Isolation and characterization of recombinant human casein kinase II subunits α and β from bacteria

cDNA encoding the casein kinase II (CKII) subunits α and β of human origin were expressed in Escherichia coli using expression vector pT7–7. Significant expression was obtained with E. coli BL21(DE3). The CKII subunits accounted for approximately 30% of the bacterial protein; however, most of the expressed proteins were produced in an insoluble form. The recombinant CKII α subunit was purified by DEAE‐cellulose chromatography, followed by phosphocellulose and heparin‐agarose chromatography. The recombinant CKII β subunit was extracted from the insoluble pellet and purified in a single step on phosphocellulose. From 10 g bacterial cells, the yield of soluble protein was 12 mg α subunit and 5 mg β subunit. SDS/PAGE analysis of the purified recombinant proteins indicated molecular masses of 42 kDa and 26 kDa for the α and β subunits, respectively, in agreement with the molecular masses determined for the subunits of the native enzyme.
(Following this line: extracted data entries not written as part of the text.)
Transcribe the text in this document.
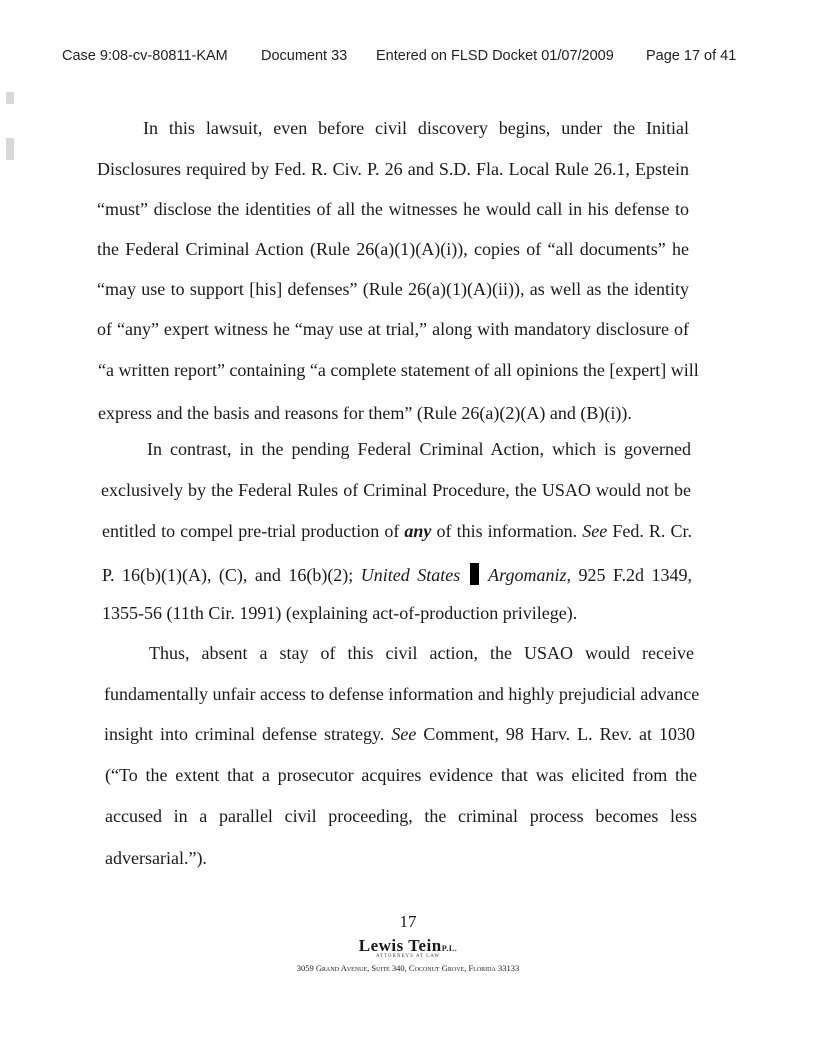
Case 9:08-cv-80811-KAM Document 33 Entered on FLSD Docket 01/07/2009 Page 17 of 41
In this lawsuit, even before civil discovery begins, under the Initial
Disclosures required by Fed. R. Civ. P. 26 and S.D. Fla. Local Rule 26.1, Epstein
“must” disclose the identities of all the witnesses he would call in his defense to
the Federal Criminal Action (Rule 26(a)(1)(A)(i)), copies of “all documents” he
“may use to support [his] defenses” (Rule 26(a)(1)(A)(ii)), as well as the identity
of “any” expert witness he “may use at trial,” along with mandatory disclosure of
“a written report” containing “a complete statement of all opinions the [expert] will
express and the basis and reasons for them” (Rule 26(a)(2)(A) and (B)(i)).
In contrast, in the pending Federal Criminal Action, which is governed
exclusively by the Federal Rules of Criminal Procedure, the USAO would not be
entitled to compel pre-trial production of any of this information. See Fed. R. Cr.
P. 16(b)(1)(A), (C), and 16(b)(2); United States Argomaniz, 925 F.2d 1349,
1355-56 (11th Cir. 1991) (explaining act-of-production privilege).
Thus, absent a stay of this civil action, the USAO would receive
fundamentally unfair access to defense information and highly prejudicial advance
insight into criminal defense strategy. See Comment, 98 Harv. L. Rev. at 1030
(“To the extent that a prosecutor acquires evidence that was elicited from the
accused in a parallel civil proceeding, the criminal process becomes less
adversarial.”).
17
Lewis TeinP.L.
ATTORNEYS AT LAW
3059 Grand Avenue, Suite 340, Coconut Grove, Florida 33133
The recombinant α subunit exhibited protein kinase activity which was greatest in the absence of monovalent ions. With increasing amounts of salt, α subunit kinase activity declined rapidly. Addition of the β subunit led to maximum stimulation at a 1:1 ratio of both subunits. Using a synthetic peptide (RRRDDDSDDD) as a substrate, the maximum protein kinase stimulation observed was fourfold under the conditions used. The K m of the reconstituted enzyme for the synthetic peptide (80 μM) was comparable to the mammalian enzyme (40–60 μM), whereas the α subunit alone had a K m of 240 μM. After sucrose density gradient analysis, the reconstituted holoenzyme sedimented at the same position as the mammalian CKII holoenzyme.